En premier lieu, pendant leur arrêt de travail, les victimes d’accident du travail (AT) pourront bénéficier du maintien des indemnités journalières (IJ) tout en suivant une action de formation professionnelle.
Cette démarche repose sur une demande initiale de la victime, avec l’avis favorable du médecin-conseil de la caisse et l’accord du médecin traitant. L’employeur et le médecin du travail sont informés de cette décision.
Les sénateurs ont complété cette disposition en prévoyant la possibilité de suivre d’autres actions d’évaluation, d’accompagnement, d’information et de conseil auxquelles la caisse primaire est partie prenante.

Pendant ces actions, les victimes bénéficient de la protection AT prévue à l’article L. 412-8 du code de la sécurité sociale. Le code du travail est mis en conformité avec ce dispositif. L’article L. 1226-7 prévoit que le contrat de travail est suspendu pendant les périodes au cours desquelles le salarié suivra les actions d’évaluation, d’accompagnement, d’information ou de conseil ou une formation.

Par ailleurs, les parlementaires ont prévu de rétablir le versement des IJ pendant la période au cours de laquelle l’employeur procède aux recherches de reclassement du salarié déclaré inapte à reprendre l’emploi qu’il occupait précédemment et sous réserve que le salarié ne puisse pas percevoir de rémunération liée à son activité salariée.
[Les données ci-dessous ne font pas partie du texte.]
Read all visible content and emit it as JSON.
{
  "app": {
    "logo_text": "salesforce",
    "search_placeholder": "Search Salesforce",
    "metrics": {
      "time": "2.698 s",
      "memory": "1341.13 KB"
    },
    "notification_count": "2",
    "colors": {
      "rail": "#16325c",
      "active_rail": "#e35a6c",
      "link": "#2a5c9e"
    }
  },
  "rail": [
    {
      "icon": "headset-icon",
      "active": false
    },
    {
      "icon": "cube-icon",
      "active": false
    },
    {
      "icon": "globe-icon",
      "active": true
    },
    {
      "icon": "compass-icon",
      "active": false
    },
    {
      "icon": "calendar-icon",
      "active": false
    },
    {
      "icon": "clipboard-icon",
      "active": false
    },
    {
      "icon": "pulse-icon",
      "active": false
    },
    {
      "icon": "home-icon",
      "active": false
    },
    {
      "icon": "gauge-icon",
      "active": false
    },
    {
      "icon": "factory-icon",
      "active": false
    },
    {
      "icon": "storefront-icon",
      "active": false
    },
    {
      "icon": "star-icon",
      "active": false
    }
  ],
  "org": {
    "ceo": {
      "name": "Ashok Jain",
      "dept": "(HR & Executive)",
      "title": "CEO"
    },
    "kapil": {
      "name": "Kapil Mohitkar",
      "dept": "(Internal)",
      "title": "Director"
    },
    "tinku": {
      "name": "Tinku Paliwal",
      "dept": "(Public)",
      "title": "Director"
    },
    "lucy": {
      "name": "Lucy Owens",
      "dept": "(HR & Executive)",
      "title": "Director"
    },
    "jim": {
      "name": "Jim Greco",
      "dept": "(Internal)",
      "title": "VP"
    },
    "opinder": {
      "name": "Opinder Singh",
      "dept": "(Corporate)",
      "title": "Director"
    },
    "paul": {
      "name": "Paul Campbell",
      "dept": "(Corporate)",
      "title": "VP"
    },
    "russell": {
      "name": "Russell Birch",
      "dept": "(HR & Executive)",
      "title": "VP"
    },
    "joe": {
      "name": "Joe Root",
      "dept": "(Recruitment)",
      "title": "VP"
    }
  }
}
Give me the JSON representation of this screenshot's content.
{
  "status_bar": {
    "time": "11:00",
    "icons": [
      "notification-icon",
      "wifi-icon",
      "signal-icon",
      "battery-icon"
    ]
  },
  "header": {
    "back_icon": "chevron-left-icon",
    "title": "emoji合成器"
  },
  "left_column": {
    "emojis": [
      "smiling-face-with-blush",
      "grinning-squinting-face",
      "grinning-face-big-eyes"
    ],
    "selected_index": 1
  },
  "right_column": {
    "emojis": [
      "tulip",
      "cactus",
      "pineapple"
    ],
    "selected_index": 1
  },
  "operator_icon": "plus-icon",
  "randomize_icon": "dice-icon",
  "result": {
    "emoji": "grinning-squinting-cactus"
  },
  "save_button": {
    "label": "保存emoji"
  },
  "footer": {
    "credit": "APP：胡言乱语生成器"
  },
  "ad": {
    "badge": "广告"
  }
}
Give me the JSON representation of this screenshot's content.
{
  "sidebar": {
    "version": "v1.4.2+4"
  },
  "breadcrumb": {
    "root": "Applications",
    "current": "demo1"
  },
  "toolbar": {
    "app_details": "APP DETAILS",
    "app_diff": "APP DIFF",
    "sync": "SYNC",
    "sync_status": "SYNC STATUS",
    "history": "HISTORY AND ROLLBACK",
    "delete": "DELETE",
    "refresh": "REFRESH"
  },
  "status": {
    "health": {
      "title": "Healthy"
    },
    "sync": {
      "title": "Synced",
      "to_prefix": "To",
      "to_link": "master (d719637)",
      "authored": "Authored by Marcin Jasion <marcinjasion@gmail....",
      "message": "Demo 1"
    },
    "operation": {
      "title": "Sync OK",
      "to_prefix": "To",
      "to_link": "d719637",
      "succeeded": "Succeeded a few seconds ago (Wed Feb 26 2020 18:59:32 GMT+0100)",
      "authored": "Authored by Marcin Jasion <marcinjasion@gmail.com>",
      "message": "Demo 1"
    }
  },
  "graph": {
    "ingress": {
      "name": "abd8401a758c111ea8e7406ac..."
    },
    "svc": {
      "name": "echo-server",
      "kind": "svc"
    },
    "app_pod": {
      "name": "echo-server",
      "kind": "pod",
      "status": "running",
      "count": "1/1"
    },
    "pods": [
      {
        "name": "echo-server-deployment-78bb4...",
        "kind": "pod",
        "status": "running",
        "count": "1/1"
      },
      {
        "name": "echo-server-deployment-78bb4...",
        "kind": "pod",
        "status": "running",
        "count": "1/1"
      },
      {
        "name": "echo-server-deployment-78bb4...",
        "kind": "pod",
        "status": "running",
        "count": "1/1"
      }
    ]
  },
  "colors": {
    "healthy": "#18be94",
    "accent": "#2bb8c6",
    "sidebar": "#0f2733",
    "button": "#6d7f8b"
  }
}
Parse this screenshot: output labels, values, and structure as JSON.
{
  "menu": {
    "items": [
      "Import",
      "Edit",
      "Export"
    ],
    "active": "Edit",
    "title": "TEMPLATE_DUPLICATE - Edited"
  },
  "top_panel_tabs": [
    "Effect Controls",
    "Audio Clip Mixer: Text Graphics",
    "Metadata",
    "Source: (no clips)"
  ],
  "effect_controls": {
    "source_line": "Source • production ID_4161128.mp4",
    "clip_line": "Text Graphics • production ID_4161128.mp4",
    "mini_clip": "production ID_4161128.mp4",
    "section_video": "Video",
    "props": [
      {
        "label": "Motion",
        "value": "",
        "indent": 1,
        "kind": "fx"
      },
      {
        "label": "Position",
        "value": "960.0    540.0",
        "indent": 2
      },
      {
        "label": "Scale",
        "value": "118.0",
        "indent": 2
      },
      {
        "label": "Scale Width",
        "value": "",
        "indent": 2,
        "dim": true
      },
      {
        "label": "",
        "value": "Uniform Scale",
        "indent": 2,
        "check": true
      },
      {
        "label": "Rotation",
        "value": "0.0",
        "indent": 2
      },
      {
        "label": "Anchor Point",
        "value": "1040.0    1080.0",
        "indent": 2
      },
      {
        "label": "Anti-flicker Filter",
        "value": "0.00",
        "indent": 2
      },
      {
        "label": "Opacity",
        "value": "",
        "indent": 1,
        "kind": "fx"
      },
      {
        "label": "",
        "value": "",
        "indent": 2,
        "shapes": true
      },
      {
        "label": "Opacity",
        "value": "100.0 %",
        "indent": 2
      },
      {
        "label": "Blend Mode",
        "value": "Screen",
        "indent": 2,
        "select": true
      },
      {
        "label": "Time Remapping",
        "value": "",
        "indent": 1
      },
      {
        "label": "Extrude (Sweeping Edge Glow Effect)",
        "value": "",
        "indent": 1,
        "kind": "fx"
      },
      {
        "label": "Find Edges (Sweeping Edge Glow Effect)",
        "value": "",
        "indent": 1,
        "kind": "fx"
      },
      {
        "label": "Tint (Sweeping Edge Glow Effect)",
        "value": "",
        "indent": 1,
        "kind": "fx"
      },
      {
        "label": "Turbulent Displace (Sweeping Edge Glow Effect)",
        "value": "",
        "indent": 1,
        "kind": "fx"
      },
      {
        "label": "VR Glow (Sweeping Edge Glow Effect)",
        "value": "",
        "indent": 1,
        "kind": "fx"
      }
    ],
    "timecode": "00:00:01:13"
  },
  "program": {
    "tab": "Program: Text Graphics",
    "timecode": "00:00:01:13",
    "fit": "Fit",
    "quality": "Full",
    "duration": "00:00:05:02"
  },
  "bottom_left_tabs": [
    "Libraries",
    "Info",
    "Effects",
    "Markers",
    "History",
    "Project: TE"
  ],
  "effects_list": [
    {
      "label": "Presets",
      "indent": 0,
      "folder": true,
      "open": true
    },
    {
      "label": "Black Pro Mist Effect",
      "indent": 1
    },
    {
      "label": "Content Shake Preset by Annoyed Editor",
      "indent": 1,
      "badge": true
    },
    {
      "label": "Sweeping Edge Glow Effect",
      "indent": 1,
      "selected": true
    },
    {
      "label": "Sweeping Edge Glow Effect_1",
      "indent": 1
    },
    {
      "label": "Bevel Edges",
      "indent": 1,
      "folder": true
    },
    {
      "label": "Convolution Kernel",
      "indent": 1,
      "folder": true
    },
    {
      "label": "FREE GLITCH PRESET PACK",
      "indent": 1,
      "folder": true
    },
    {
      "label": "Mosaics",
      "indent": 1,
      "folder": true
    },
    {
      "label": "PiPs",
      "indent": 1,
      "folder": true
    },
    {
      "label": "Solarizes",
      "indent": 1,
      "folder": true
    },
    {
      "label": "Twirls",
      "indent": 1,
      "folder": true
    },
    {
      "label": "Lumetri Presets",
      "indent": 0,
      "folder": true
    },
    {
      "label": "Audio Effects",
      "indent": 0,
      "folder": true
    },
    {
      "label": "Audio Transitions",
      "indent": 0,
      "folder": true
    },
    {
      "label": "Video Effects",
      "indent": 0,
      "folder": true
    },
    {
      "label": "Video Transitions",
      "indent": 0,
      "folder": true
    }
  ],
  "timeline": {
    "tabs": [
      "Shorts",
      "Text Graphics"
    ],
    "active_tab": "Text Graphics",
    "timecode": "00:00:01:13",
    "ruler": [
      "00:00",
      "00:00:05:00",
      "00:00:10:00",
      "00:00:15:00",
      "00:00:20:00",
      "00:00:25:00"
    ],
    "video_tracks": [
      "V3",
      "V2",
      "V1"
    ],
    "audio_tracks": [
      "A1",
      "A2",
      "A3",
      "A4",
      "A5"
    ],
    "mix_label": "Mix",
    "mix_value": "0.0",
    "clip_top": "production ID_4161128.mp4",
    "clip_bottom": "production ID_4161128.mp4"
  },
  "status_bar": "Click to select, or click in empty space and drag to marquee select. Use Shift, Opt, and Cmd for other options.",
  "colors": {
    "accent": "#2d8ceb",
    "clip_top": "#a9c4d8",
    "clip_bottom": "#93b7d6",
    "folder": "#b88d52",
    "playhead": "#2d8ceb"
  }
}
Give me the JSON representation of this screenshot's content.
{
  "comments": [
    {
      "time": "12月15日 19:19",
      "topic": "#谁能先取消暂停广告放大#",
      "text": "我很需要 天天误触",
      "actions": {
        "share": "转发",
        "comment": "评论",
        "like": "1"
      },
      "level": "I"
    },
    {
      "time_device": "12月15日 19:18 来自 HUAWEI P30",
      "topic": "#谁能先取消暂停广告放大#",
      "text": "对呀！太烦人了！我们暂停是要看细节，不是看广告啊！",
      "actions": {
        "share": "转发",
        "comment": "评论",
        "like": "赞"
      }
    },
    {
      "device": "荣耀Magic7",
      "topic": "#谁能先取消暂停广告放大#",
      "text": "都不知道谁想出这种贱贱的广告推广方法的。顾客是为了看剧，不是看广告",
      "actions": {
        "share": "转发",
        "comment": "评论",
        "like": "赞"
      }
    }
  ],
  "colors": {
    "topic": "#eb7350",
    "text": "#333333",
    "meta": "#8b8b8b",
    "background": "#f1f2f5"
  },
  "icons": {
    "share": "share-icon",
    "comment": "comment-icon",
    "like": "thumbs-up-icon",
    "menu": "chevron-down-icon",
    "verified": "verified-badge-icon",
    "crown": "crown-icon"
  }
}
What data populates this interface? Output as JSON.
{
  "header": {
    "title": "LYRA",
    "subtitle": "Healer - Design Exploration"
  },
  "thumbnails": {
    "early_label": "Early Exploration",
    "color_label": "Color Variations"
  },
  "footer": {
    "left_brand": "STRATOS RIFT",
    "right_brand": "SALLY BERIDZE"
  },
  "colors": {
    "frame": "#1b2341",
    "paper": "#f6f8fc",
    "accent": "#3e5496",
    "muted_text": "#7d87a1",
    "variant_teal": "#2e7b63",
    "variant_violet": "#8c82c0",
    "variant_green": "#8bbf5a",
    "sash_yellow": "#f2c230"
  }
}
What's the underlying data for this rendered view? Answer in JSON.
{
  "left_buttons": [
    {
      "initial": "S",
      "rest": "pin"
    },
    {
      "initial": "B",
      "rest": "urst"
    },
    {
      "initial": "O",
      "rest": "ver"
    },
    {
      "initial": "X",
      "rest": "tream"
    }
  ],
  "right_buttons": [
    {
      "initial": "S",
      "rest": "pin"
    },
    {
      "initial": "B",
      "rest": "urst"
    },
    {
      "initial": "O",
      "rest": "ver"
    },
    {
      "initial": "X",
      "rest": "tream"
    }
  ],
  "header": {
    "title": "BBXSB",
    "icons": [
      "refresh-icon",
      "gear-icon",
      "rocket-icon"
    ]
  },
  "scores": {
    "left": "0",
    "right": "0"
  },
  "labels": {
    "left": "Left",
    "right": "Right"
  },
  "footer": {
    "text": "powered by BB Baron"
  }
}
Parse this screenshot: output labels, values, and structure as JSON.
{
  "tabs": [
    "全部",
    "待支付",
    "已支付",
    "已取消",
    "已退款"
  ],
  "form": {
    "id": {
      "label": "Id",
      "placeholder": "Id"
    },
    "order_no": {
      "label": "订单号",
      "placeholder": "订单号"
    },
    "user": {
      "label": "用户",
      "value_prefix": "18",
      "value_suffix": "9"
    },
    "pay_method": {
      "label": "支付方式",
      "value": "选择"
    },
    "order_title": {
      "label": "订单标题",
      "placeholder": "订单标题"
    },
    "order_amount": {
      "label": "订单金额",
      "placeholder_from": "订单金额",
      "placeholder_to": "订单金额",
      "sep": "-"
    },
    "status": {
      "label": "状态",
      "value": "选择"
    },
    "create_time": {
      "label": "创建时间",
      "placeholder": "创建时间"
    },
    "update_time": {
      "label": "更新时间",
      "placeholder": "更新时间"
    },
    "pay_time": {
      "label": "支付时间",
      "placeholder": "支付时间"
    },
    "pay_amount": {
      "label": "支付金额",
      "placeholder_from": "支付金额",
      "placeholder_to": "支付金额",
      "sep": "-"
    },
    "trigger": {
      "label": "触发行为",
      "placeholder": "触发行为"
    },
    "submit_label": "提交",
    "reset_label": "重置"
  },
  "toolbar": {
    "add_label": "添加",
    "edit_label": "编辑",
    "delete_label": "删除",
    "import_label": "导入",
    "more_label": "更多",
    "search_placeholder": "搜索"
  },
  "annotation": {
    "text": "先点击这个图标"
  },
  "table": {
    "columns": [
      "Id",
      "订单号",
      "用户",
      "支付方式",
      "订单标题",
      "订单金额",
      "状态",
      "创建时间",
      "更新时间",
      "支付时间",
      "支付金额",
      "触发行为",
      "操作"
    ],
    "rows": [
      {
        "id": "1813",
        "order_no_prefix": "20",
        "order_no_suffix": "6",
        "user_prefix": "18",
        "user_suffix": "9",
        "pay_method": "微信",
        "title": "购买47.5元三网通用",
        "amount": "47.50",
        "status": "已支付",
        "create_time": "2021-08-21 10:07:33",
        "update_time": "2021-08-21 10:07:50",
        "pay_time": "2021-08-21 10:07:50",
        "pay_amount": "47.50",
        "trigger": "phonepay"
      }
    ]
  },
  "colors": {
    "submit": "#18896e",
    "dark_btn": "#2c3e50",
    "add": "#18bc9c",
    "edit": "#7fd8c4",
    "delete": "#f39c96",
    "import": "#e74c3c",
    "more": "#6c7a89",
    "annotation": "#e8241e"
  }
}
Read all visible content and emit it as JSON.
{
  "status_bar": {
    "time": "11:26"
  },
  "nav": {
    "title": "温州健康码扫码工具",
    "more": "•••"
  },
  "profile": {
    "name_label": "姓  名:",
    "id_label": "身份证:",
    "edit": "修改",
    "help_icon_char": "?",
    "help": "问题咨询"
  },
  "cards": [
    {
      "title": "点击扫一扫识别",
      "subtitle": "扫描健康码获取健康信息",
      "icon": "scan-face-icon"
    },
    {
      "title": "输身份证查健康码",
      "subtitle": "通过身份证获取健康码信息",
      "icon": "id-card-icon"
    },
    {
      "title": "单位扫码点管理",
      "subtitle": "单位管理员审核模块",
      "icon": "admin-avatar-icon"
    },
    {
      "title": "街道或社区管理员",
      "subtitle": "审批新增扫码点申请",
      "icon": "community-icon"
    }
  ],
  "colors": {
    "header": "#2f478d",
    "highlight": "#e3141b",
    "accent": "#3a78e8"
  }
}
Le versement des indemnités cesse dès que l’employeur procède au reclassement ou licencie. Un décret précisera les conditions d’application de cette disposition.

                Cotisations sur les dividendes et intérêts de comptes 
                             courants des sociétés d’exercice libéral

L’article 22 de la loi de financement de la sécurité sociale pour 2009 prévoit d’intégrer à compter du 1er janvier 2009 dans l’assiette des cotisations de sécurité sociale des associés de sociétés d’exercice libéral (SELARL, SELAFA, SELCA) une part des revenus qu’ils perçoivent de la société.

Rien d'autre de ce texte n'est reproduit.